Deux mois après avoir été accusé par la Commission européenne pour ne pas avoir prononcé des sanctions contre les constructeurs automobiles qui ont enfreint la législation sur les émissions polluantes, l’État renforce son arsenal législatif et se porte partie civile. 

Accusé depuis décembre 2016 d’avoir «manqué d’établir des contrôles visant à dissuader les constructeurs automobiles d’enfreindre la loi sur les émissions de véhicules ou pour ne pas avoir appliqué de sanctions en cas d’infraction manifeste», le Luxembourg a tenu à réagir. Lundi, François Bausch (Déi Gréng), ministre du Développement durable et des Infrastructures (MDDI), a tenu à justifier la décision prise par la Société nationale de certification et d’homologation (SNCH) d’accorder une certification à des véhicules «équipés du moteur EA 189 (Euro 5)». Des véhicules équipés du logiciel fraudeur permettant de diminuer artificiellement le taux d’émissions de NOx, à l’origine du dieselgate.

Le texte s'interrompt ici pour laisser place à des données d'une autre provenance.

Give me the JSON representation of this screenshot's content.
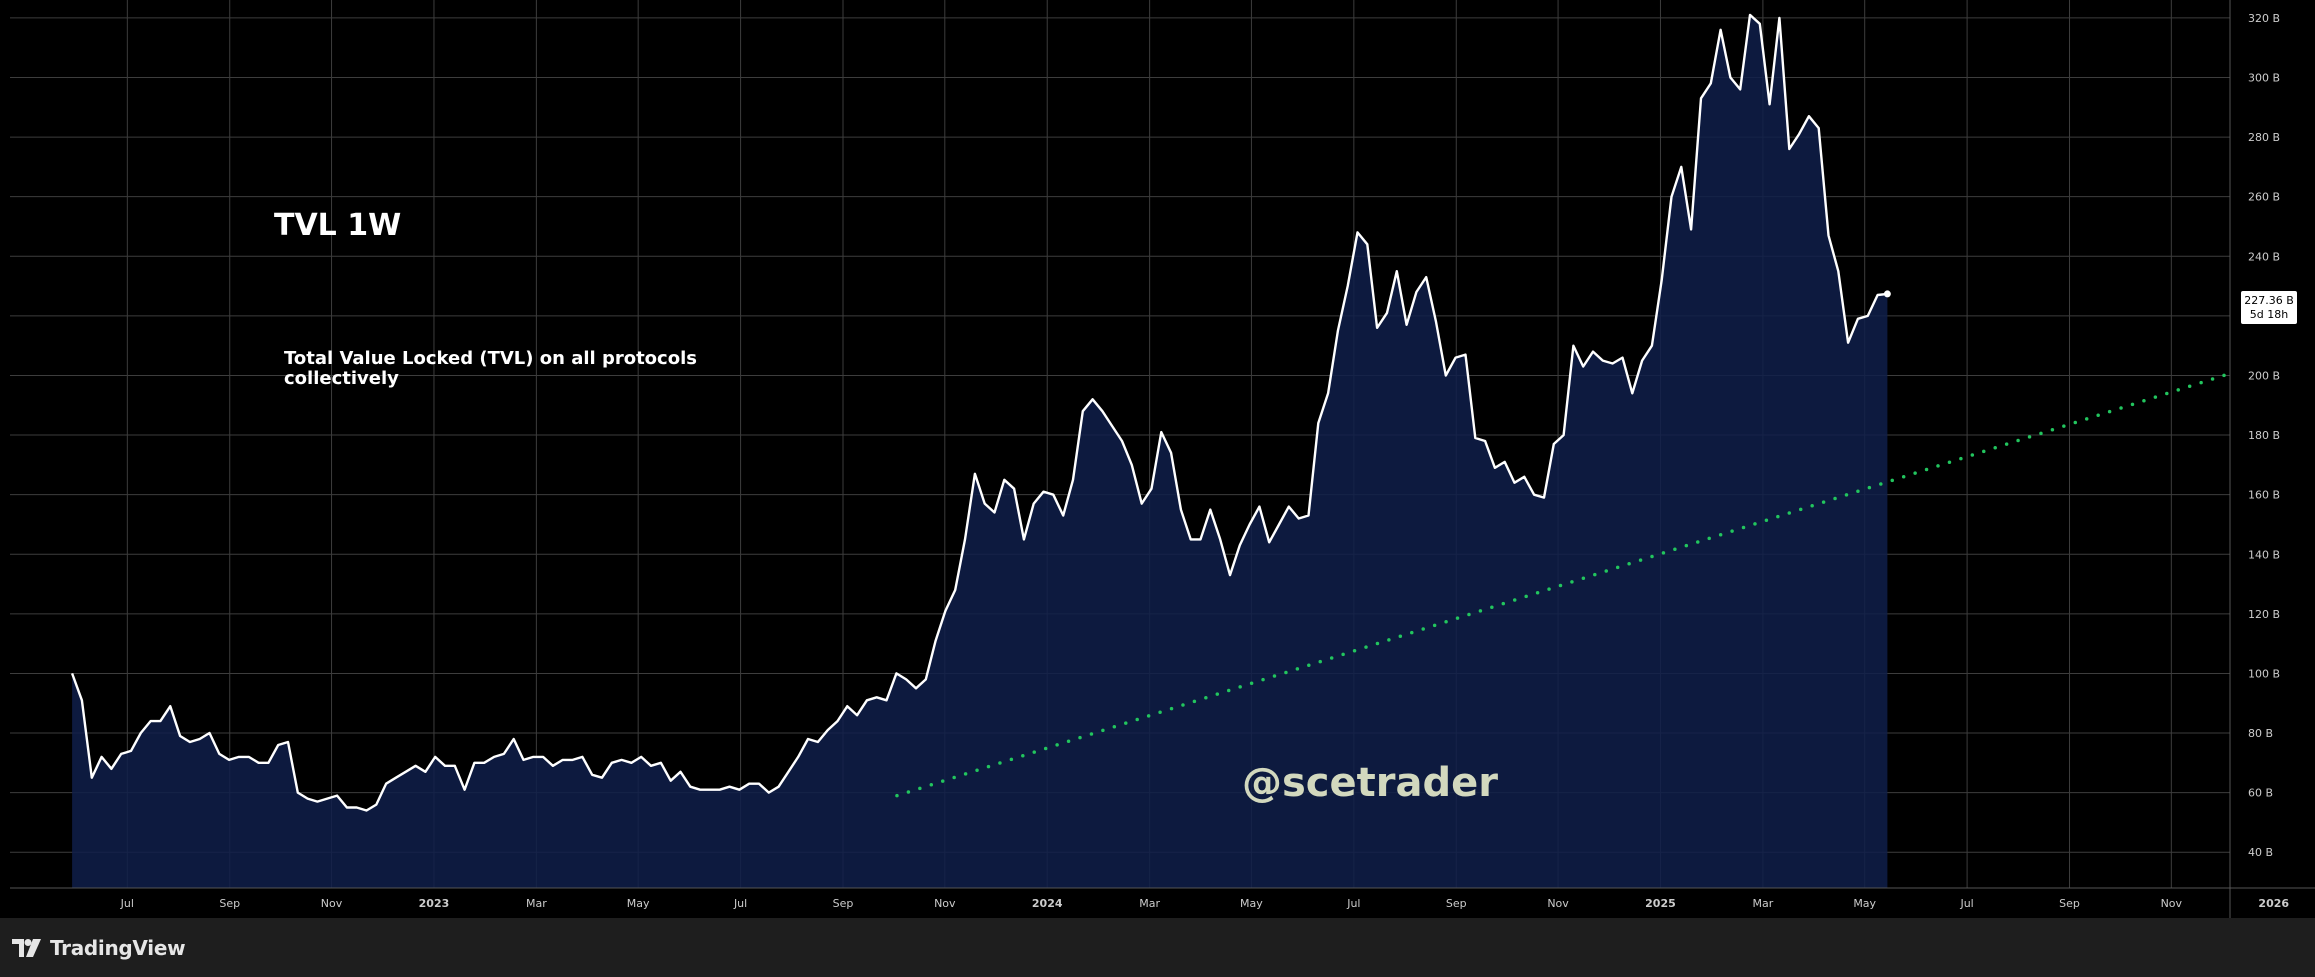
{
  "chart_data": {
    "type": "area",
    "title": "TVL 1W",
    "subtitle": "Total Value Locked (TVL) on all protocols collectively",
    "watermark": "@scetrader",
    "ylim": [
      28,
      326
    ],
    "y_ticks": [
      {
        "value": 40,
        "label": "40 B"
      },
      {
        "value": 60,
        "label": "60 B"
      },
      {
        "value": 80,
        "label": "80 B"
      },
      {
        "value": 100,
        "label": "100 B"
      },
      {
        "value": 120,
        "label": "120 B"
      },
      {
        "value": 140,
        "label": "140 B"
      },
      {
        "value": 160,
        "label": "160 B"
      },
      {
        "value": 180,
        "label": "180 B"
      },
      {
        "value": 200,
        "label": "200 B"
      },
      {
        "value": 220,
        "label": "220 B"
      },
      {
        "value": 240,
        "label": "240 B"
      },
      {
        "value": 260,
        "label": "260 B"
      },
      {
        "value": 280,
        "label": "280 B"
      },
      {
        "value": 300,
        "label": "300 B"
      },
      {
        "value": 320,
        "label": "320 B"
      }
    ],
    "x_ticks": [
      {
        "label": "Jul",
        "x": 2022.5
      },
      {
        "label": "Sep",
        "x": 2022.667
      },
      {
        "label": "Nov",
        "x": 2022.833
      },
      {
        "label": "2023",
        "x": 2023.0
      },
      {
        "label": "Mar",
        "x": 2023.167
      },
      {
        "label": "May",
        "x": 2023.333
      },
      {
        "label": "Jul",
        "x": 2023.5
      },
      {
        "label": "Sep",
        "x": 2023.667
      },
      {
        "label": "Nov",
        "x": 2023.833
      },
      {
        "label": "2024",
        "x": 2024.0
      },
      {
        "label": "Mar",
        "x": 2024.167
      },
      {
        "label": "May",
        "x": 2024.333
      },
      {
        "label": "Jul",
        "x": 2024.5
      },
      {
        "label": "Sep",
        "x": 2024.667
      },
      {
        "label": "Nov",
        "x": 2024.833
      },
      {
        "label": "2025",
        "x": 2025.0
      },
      {
        "label": "Mar",
        "x": 2025.167
      },
      {
        "label": "May",
        "x": 2025.333
      },
      {
        "label": "Jul",
        "x": 2025.5
      },
      {
        "label": "Sep",
        "x": 2025.667
      },
      {
        "label": "Nov",
        "x": 2025.833
      },
      {
        "label": "2026",
        "x": 2026.0
      }
    ],
    "series": [
      {
        "values": [
          [
            2022.41,
            100
          ],
          [
            2022.426,
            91
          ],
          [
            2022.442,
            65
          ],
          [
            2022.458,
            72
          ],
          [
            2022.474,
            68
          ],
          [
            2022.49,
            73
          ],
          [
            2022.506,
            74
          ],
          [
            2022.522,
            80
          ],
          [
            2022.538,
            84
          ],
          [
            2022.554,
            84
          ],
          [
            2022.57,
            89
          ],
          [
            2022.586,
            79
          ],
          [
            2022.602,
            77
          ],
          [
            2022.618,
            78
          ],
          [
            2022.634,
            80
          ],
          [
            2022.65,
            73
          ],
          [
            2022.666,
            71
          ],
          [
            2022.682,
            72
          ],
          [
            2022.698,
            72
          ],
          [
            2022.714,
            70
          ],
          [
            2022.73,
            70
          ],
          [
            2022.746,
            76
          ],
          [
            2022.762,
            77
          ],
          [
            2022.778,
            60
          ],
          [
            2022.794,
            58
          ],
          [
            2022.81,
            57
          ],
          [
            2022.826,
            58
          ],
          [
            2022.842,
            59
          ],
          [
            2022.858,
            55
          ],
          [
            2022.874,
            55
          ],
          [
            2022.89,
            54
          ],
          [
            2022.906,
            56
          ],
          [
            2022.922,
            63
          ],
          [
            2022.938,
            65
          ],
          [
            2022.954,
            67
          ],
          [
            2022.97,
            69
          ],
          [
            2022.986,
            67
          ],
          [
            2023.002,
            72
          ],
          [
            2023.018,
            69
          ],
          [
            2023.034,
            69
          ],
          [
            2023.05,
            61
          ],
          [
            2023.066,
            70
          ],
          [
            2023.082,
            70
          ],
          [
            2023.098,
            72
          ],
          [
            2023.114,
            73
          ],
          [
            2023.13,
            78
          ],
          [
            2023.146,
            71
          ],
          [
            2023.162,
            72
          ],
          [
            2023.178,
            72
          ],
          [
            2023.194,
            69
          ],
          [
            2023.21,
            71
          ],
          [
            2023.226,
            71
          ],
          [
            2023.242,
            72
          ],
          [
            2023.258,
            66
          ],
          [
            2023.274,
            65
          ],
          [
            2023.29,
            70
          ],
          [
            2023.306,
            71
          ],
          [
            2023.322,
            70
          ],
          [
            2023.338,
            72
          ],
          [
            2023.354,
            69
          ],
          [
            2023.37,
            70
          ],
          [
            2023.386,
            64
          ],
          [
            2023.402,
            67
          ],
          [
            2023.418,
            62
          ],
          [
            2023.434,
            61
          ],
          [
            2023.45,
            61
          ],
          [
            2023.466,
            61
          ],
          [
            2023.482,
            62
          ],
          [
            2023.498,
            61
          ],
          [
            2023.514,
            63
          ],
          [
            2023.53,
            63
          ],
          [
            2023.546,
            60
          ],
          [
            2023.562,
            62
          ],
          [
            2023.578,
            67
          ],
          [
            2023.594,
            72
          ],
          [
            2023.61,
            78
          ],
          [
            2023.626,
            77
          ],
          [
            2023.642,
            81
          ],
          [
            2023.658,
            84
          ],
          [
            2023.674,
            89
          ],
          [
            2023.69,
            86
          ],
          [
            2023.706,
            91
          ],
          [
            2023.722,
            92
          ],
          [
            2023.738,
            91
          ],
          [
            2023.754,
            100
          ],
          [
            2023.77,
            98
          ],
          [
            2023.786,
            95
          ],
          [
            2023.802,
            98
          ],
          [
            2023.818,
            111
          ],
          [
            2023.834,
            121
          ],
          [
            2023.85,
            128
          ],
          [
            2023.866,
            145
          ],
          [
            2023.882,
            167
          ],
          [
            2023.898,
            157
          ],
          [
            2023.914,
            154
          ],
          [
            2023.93,
            165
          ],
          [
            2023.946,
            162
          ],
          [
            2023.962,
            145
          ],
          [
            2023.978,
            157
          ],
          [
            2023.994,
            161
          ],
          [
            2024.01,
            160
          ],
          [
            2024.026,
            153
          ],
          [
            2024.042,
            165
          ],
          [
            2024.058,
            188
          ],
          [
            2024.074,
            192
          ],
          [
            2024.09,
            188
          ],
          [
            2024.106,
            183
          ],
          [
            2024.122,
            178
          ],
          [
            2024.138,
            170
          ],
          [
            2024.154,
            157
          ],
          [
            2024.17,
            162
          ],
          [
            2024.186,
            181
          ],
          [
            2024.202,
            174
          ],
          [
            2024.218,
            155
          ],
          [
            2024.234,
            145
          ],
          [
            2024.25,
            145
          ],
          [
            2024.266,
            155
          ],
          [
            2024.282,
            145
          ],
          [
            2024.298,
            133
          ],
          [
            2024.314,
            143
          ],
          [
            2024.33,
            150
          ],
          [
            2024.346,
            156
          ],
          [
            2024.362,
            144
          ],
          [
            2024.378,
            150
          ],
          [
            2024.394,
            156
          ],
          [
            2024.41,
            152
          ],
          [
            2024.426,
            153
          ],
          [
            2024.442,
            184
          ],
          [
            2024.458,
            194
          ],
          [
            2024.474,
            215
          ],
          [
            2024.49,
            230
          ],
          [
            2024.506,
            248
          ],
          [
            2024.522,
            244
          ],
          [
            2024.538,
            216
          ],
          [
            2024.554,
            221
          ],
          [
            2024.57,
            235
          ],
          [
            2024.586,
            217
          ],
          [
            2024.602,
            228
          ],
          [
            2024.618,
            233
          ],
          [
            2024.634,
            218
          ],
          [
            2024.65,
            200
          ],
          [
            2024.666,
            206
          ],
          [
            2024.682,
            207
          ],
          [
            2024.698,
            179
          ],
          [
            2024.714,
            178
          ],
          [
            2024.73,
            169
          ],
          [
            2024.746,
            171
          ],
          [
            2024.762,
            164
          ],
          [
            2024.778,
            166
          ],
          [
            2024.794,
            160
          ],
          [
            2024.81,
            159
          ],
          [
            2024.826,
            177
          ],
          [
            2024.842,
            180
          ],
          [
            2024.858,
            210
          ],
          [
            2024.874,
            203
          ],
          [
            2024.89,
            208
          ],
          [
            2024.906,
            205
          ],
          [
            2024.922,
            204
          ],
          [
            2024.938,
            206
          ],
          [
            2024.954,
            194
          ],
          [
            2024.97,
            205
          ],
          [
            2024.986,
            210
          ],
          [
            2025.002,
            232
          ],
          [
            2025.018,
            260
          ],
          [
            2025.034,
            270
          ],
          [
            2025.05,
            249
          ],
          [
            2025.066,
            293
          ],
          [
            2025.082,
            298
          ],
          [
            2025.098,
            316
          ],
          [
            2025.114,
            300
          ],
          [
            2025.13,
            296
          ],
          [
            2025.146,
            321
          ],
          [
            2025.162,
            318
          ],
          [
            2025.178,
            291
          ],
          [
            2025.194,
            320
          ],
          [
            2025.21,
            276
          ],
          [
            2025.226,
            281
          ],
          [
            2025.242,
            287
          ],
          [
            2025.258,
            283
          ],
          [
            2025.274,
            247
          ],
          [
            2025.29,
            235
          ],
          [
            2025.306,
            211
          ],
          [
            2025.322,
            219
          ],
          [
            2025.338,
            220
          ],
          [
            2025.354,
            227
          ],
          [
            2025.37,
            227.36
          ]
        ]
      }
    ],
    "trendline": {
      "style": "dotted",
      "color": "#22c55e",
      "start": [
        2023.755,
        59
      ],
      "end": [
        2025.995,
        205
      ]
    },
    "last_value_label": "227.36 B",
    "last_value_sublabel": "5d 18h",
    "grid": true,
    "colors": {
      "background": "#000000",
      "line": "#ffffff",
      "fill": "#0f1e4a",
      "grid": "#3d3d3d",
      "trendline": "#22c55e",
      "axis_text": "#cccccc",
      "watermark": "#d2d8be"
    }
  },
  "footer": {
    "brand": "TradingView",
    "icon": "tradingview-logo-icon"
  }
}
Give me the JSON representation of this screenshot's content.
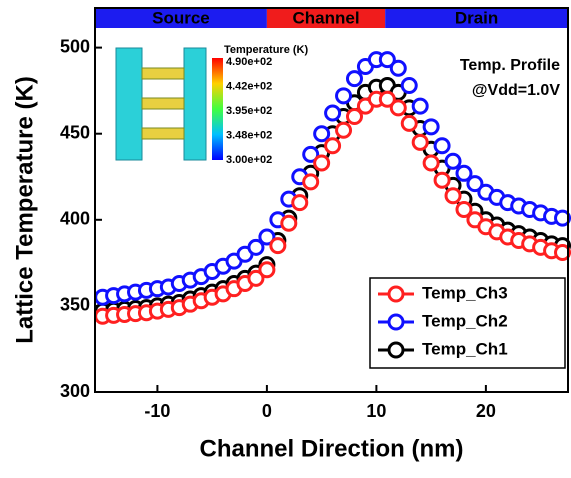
{
  "chart_data": {
    "type": "scatter",
    "x_label": "Channel Direction (nm)",
    "y_label": "Lattice Temperature (K)",
    "xlim": [
      -15.7,
      27.5
    ],
    "ylim": [
      300,
      523
    ],
    "xticks": [
      -10,
      0,
      10,
      20
    ],
    "yticks": [
      300,
      350,
      400,
      450,
      500
    ],
    "regions": [
      {
        "label": "Source",
        "color": "#1c1cf0",
        "x": [
          -15.7,
          0
        ]
      },
      {
        "label": "Channel",
        "color": "#f01c1c",
        "x": [
          0,
          10.8
        ]
      },
      {
        "label": "Drain",
        "color": "#1c1cf0",
        "x": [
          10.8,
          27.5
        ]
      }
    ],
    "annotation": [
      "Temp. Profile",
      "@Vdd=1.0V"
    ],
    "inset": {
      "title": "Temperature (K)",
      "colorbar_labels": [
        "4.90e+02",
        "4.42e+02",
        "3.95e+02",
        "3.48e+02",
        "3.00e+02"
      ]
    },
    "legend": "lower right",
    "x": [
      -15,
      -14,
      -13,
      -12,
      -11,
      -10,
      -9,
      -8,
      -7,
      -6,
      -5,
      -4,
      -3,
      -2,
      -1,
      0,
      1,
      2,
      3,
      4,
      5,
      6,
      7,
      8,
      9,
      10,
      11,
      12,
      13,
      14,
      15,
      16,
      17,
      18,
      19,
      20,
      21,
      22,
      23,
      24,
      25,
      26,
      27
    ],
    "series": [
      {
        "name": "Temp_Ch3",
        "color": "#ff2020",
        "values": [
          344,
          344.5,
          345,
          345.5,
          346,
          347,
          348,
          349,
          351,
          353,
          355,
          357,
          360,
          363,
          366,
          371,
          385,
          398,
          410,
          422,
          433,
          443,
          452,
          460,
          466,
          470,
          470,
          465,
          456,
          445,
          433,
          423,
          414,
          406,
          400,
          396,
          393,
          390,
          388,
          386,
          384,
          382,
          381
        ]
      },
      {
        "name": "Temp_Ch2",
        "color": "#1010ff",
        "values": [
          355,
          356,
          357,
          358,
          359,
          360,
          361,
          363,
          365,
          367,
          370,
          373,
          376,
          380,
          384,
          390,
          400,
          412,
          425,
          438,
          450,
          462,
          472,
          482,
          489,
          493,
          493,
          488,
          478,
          466,
          454,
          443,
          434,
          427,
          421,
          416,
          413,
          410,
          408,
          406,
          404,
          402,
          401
        ]
      },
      {
        "name": "Temp_Ch1",
        "color": "#000000",
        "values": [
          347,
          347.5,
          348,
          348.5,
          349,
          350,
          351,
          352,
          354,
          356,
          358,
          360,
          363,
          366,
          369,
          374,
          388,
          401,
          414,
          427,
          439,
          450,
          460,
          468,
          474,
          477,
          478,
          474,
          465,
          453,
          441,
          430,
          420,
          412,
          405,
          400,
          397,
          394,
          392,
          390,
          388,
          386,
          385
        ]
      }
    ]
  }
}
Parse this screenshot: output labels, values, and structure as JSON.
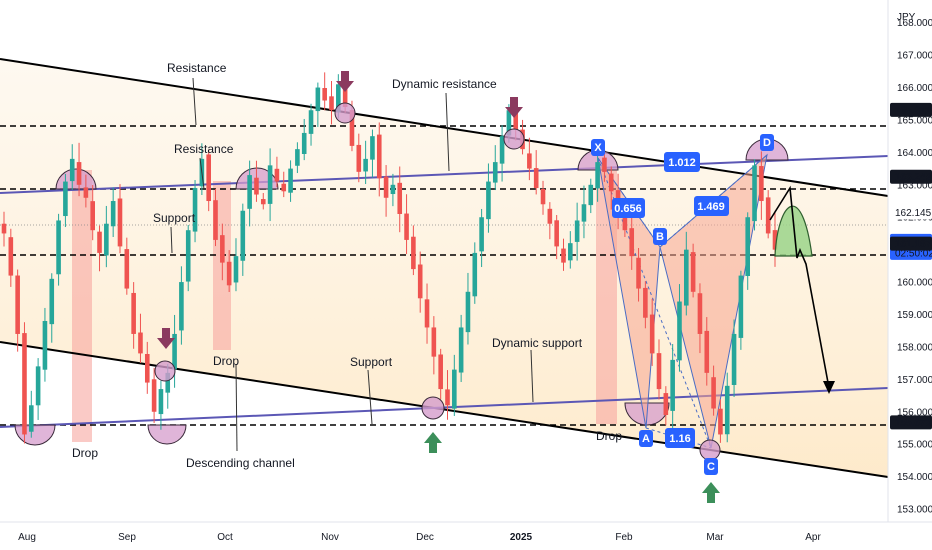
{
  "chart_data": {
    "type": "candlestick",
    "currency": "JPY",
    "yticks": [
      153,
      154,
      155,
      156,
      157,
      158,
      159,
      160,
      161,
      162,
      163,
      164,
      165,
      166,
      167,
      168
    ],
    "ylim": [
      152.6,
      168.7
    ],
    "x_labels": [
      "Aug",
      "Sep",
      "Oct",
      "Nov",
      "Dec",
      "2025",
      "Feb",
      "Mar",
      "Apr"
    ],
    "price_tags": [
      {
        "value": "165.311",
        "style": "dark"
      },
      {
        "value": "163.249",
        "style": "dark"
      },
      {
        "value": "162.145",
        "style": "plain"
      },
      {
        "value": "161.270",
        "style": "blue",
        "sub": "02:50:02"
      },
      {
        "value": "161.187",
        "style": "dark"
      },
      {
        "value": "155.673",
        "style": "dark"
      }
    ],
    "annotations": [
      "Resistance",
      "Resistance",
      "Support",
      "Dynamic resistance",
      "Dynamic support",
      "Support",
      "Descending channel",
      "Drop",
      "Drop",
      "Drop"
    ],
    "pattern_points": [
      "X",
      "A",
      "B",
      "C",
      "D"
    ],
    "pattern_ratios": [
      "0.656",
      "1.469",
      "1.16",
      "1.012"
    ],
    "horizontal_levels": [
      165.311,
      163.249,
      161.187,
      155.673
    ],
    "series": [
      {
        "name": "USDJPY",
        "close": [
          161.5,
          160.2,
          158.4,
          155.3,
          156.2,
          157.4,
          158.8,
          160.1,
          161.9,
          163.1,
          163.8,
          163.0,
          162.6,
          161.6,
          160.9,
          161.8,
          162.5,
          161.1,
          159.8,
          158.4,
          157.8,
          156.9,
          156.0,
          156.7,
          157.2,
          158.4,
          160.0,
          161.6,
          162.9,
          163.8,
          162.5,
          161.3,
          160.6,
          159.9,
          160.8,
          162.2,
          163.3,
          162.7,
          162.4,
          163.6,
          163.1,
          162.8,
          163.5,
          164.1,
          164.6,
          165.3,
          166.0,
          165.6,
          165.3,
          166.1,
          165.4,
          164.2,
          163.4,
          163.8,
          164.5,
          163.2,
          162.6,
          163.0,
          162.1,
          161.3,
          160.4,
          159.5,
          158.6,
          157.7,
          156.7,
          156.2,
          157.3,
          158.6,
          159.7,
          160.9,
          162.0,
          163.1,
          163.7,
          164.5,
          165.3,
          164.7,
          164.1,
          163.5,
          162.9,
          162.4,
          161.8,
          161.1,
          160.6,
          161.2,
          161.9,
          162.4,
          163.0,
          163.7,
          163.4,
          162.8,
          162.1,
          161.6,
          160.8,
          159.8,
          158.9,
          157.8,
          156.7,
          155.9,
          157.6,
          159.4,
          161.0,
          159.7,
          158.4,
          157.2,
          156.1,
          155.3,
          156.8,
          158.4,
          160.2,
          162.0,
          163.6,
          162.5,
          161.5,
          161.0
        ]
      }
    ]
  }
}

«Nous avons déposé plainte contre X, puisque nous ignorons à ce jour la source du litige», indique François Bausch cité dans un communiqué qui précise que «l’utilisation d’un ‘defeat device’ lors des tests harmonisés ne fait pas partie de la procédure d’homologation et la présence d’un tel dispositif interdit constituerait une manipulation illégale de la part du constructeur». En clair, la faute ne revient pas à la SNCH, mais bel et bien au groupe Volkswagen, à l’origine de l’introduction du logiciel.

31.521 véhicules concernés au Luxembourg

En plus de cette plainte au pénal déposée devant le procureur, le gouvernement a décidé de renforcer son arsenal législatif, via l’application d’un catalogue de mesures qui comprennent aussi bien un audit externe de la SNCH qu’une collaboration avec les institutions européennes «en vue de l’éclaircissement du ‘scandale Volkswagen’ ou la mise en place d’un projet de loi visant à ‘introduire des mesures spécifiques en cas de fraude par un constructeur lors de l’homologation ou en cas de mise sur le marché de voitures non conformes’». Ce texte prévoit notamment des peines pouvant aller jusqu’à trois ans de prison et 500.000 euros d’amende.

Selon les données délivrées lundi par le MDDI, 31.521 voitures immatriculées au Grand-Duché sont concernées par la fraude aux émissions NOx. 17.178 Volkswagen, 8.655 Audi, 3.193 Skoda et 2.495 Seat.